I modificated step 5 of the tutorial and edited the file /etc/apache2/default-server.conf instead of one file in /etc/apache2/vhosts. Now https over letsencryt works only on the default server. The other domains on my server (virtual hosts) still are using my self signed certificate …

Firefox does no more allow an exception rule for this https sites, I don’t know why. Therefore I was forced to find a sulution and I found it in letsencrypt - but until now only for my default server.

Please can you help me that all my virtual hosts can be used over https and using letsencrypt certificates.
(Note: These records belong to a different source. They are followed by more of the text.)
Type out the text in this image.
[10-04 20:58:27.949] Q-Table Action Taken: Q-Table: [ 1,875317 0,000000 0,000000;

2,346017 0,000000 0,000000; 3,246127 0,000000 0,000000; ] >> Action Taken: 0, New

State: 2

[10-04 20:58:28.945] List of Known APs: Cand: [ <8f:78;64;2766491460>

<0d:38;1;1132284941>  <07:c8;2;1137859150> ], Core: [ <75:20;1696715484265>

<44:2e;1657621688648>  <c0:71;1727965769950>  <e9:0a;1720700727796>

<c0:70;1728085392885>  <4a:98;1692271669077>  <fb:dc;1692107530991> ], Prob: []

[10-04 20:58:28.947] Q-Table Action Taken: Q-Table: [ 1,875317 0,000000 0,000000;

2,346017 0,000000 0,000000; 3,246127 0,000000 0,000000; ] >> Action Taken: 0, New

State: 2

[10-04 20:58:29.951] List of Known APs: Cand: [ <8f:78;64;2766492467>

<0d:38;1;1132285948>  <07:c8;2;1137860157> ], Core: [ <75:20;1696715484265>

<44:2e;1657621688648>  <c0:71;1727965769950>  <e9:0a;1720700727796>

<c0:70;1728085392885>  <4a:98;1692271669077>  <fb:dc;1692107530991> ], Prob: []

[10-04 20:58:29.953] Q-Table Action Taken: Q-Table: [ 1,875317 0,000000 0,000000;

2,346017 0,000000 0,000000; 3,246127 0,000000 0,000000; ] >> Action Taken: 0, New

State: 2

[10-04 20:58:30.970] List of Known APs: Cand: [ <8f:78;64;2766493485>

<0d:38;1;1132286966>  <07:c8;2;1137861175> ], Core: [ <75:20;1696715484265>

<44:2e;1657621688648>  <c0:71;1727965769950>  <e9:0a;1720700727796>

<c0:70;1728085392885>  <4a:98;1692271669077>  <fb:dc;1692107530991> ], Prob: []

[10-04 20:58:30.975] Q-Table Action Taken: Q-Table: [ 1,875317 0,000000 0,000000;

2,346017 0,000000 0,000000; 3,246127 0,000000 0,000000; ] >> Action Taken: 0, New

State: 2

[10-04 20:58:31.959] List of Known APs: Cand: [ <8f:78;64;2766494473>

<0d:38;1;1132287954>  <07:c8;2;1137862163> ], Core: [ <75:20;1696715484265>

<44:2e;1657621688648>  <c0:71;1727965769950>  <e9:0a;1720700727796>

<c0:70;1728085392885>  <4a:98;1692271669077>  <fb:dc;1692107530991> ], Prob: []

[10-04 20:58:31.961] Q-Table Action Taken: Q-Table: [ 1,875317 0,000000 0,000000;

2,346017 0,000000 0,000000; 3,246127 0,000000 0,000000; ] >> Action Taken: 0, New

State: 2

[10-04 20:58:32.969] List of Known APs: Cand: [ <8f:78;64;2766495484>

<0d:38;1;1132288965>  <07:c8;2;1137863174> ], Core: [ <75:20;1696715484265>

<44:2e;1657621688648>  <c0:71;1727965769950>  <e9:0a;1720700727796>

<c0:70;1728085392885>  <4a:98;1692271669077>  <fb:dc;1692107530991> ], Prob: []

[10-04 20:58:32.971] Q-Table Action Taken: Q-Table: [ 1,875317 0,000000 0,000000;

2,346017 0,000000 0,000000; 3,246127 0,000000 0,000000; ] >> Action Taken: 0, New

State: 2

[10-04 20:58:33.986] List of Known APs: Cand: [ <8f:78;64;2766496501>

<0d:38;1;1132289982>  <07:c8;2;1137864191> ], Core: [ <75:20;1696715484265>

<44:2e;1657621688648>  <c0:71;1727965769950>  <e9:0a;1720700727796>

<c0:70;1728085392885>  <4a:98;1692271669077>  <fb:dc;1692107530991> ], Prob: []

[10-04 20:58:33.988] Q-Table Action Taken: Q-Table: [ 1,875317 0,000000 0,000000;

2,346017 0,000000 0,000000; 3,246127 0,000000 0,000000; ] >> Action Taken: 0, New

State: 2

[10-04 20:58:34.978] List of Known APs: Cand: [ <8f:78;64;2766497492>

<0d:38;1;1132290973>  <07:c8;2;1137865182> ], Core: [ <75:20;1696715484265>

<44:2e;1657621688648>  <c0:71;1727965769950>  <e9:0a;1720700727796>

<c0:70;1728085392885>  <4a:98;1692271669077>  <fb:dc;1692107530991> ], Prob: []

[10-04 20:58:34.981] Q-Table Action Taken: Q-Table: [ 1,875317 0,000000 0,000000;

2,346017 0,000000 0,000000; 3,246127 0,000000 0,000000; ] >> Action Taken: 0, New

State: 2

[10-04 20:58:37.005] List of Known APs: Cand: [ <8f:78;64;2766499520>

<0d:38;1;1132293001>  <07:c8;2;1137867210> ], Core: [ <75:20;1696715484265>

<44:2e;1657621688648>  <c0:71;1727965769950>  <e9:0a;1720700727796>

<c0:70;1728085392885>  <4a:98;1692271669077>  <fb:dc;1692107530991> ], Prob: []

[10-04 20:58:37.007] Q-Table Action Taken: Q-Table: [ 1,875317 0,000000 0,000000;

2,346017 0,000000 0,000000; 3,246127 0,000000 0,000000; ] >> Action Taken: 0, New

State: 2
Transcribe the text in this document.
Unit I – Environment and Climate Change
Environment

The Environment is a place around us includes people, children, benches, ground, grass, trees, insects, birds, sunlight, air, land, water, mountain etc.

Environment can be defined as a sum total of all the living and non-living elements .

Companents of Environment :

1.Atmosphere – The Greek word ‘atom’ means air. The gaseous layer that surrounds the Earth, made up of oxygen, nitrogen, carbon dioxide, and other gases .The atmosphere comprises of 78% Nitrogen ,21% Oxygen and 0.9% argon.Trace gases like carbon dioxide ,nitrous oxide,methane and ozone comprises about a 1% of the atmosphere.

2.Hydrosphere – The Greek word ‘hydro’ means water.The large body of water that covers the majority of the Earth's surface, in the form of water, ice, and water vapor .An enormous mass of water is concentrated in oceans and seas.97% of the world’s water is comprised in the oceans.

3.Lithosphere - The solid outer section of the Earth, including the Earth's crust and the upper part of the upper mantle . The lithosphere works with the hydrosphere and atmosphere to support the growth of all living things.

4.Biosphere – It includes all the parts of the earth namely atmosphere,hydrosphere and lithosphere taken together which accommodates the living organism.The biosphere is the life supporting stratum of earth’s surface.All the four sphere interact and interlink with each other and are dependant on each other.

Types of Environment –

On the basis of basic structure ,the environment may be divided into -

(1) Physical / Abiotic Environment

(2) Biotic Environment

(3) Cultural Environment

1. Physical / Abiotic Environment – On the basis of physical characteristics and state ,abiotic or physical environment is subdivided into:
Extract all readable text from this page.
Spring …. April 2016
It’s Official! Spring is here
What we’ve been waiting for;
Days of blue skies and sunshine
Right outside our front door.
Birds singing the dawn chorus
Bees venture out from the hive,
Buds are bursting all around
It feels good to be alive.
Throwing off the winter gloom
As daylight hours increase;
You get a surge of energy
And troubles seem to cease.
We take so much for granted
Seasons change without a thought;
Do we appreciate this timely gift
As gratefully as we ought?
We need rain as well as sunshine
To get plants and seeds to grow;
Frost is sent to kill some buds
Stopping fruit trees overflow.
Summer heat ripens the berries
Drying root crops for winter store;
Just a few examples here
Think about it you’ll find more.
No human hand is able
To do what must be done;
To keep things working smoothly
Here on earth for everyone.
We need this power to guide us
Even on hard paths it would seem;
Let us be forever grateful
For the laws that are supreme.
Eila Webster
I suppose that I have to change beginning with step 3 of your tutorial. What must be changed in /etc/letsecrypt/cli.ini? Please help.


#12

I myself found the simple solution:

  1. Change webroot path to webroot of Virtual Host in /etc/letsecrypt/cli.ini
  2. Change domain name, can also be two or more domain names - aliases, separated by commas in /etc/letsecrypt/cli.ini.
  3. Enter the command ./letsencrypt-auto certonly -c /etc/letsencrypt/cli.ini
  4. Add the paths of the certificates in config file of Virtual Host in folder/etc/apache2/vhosts.d
  5. Restart the webserver

You must do the same steps for each Virtual Host.
This worked for me.


#13

Thanks for this guide. When i am at step 4 the command line is simply frozen, no errors, no success. Any suggestions?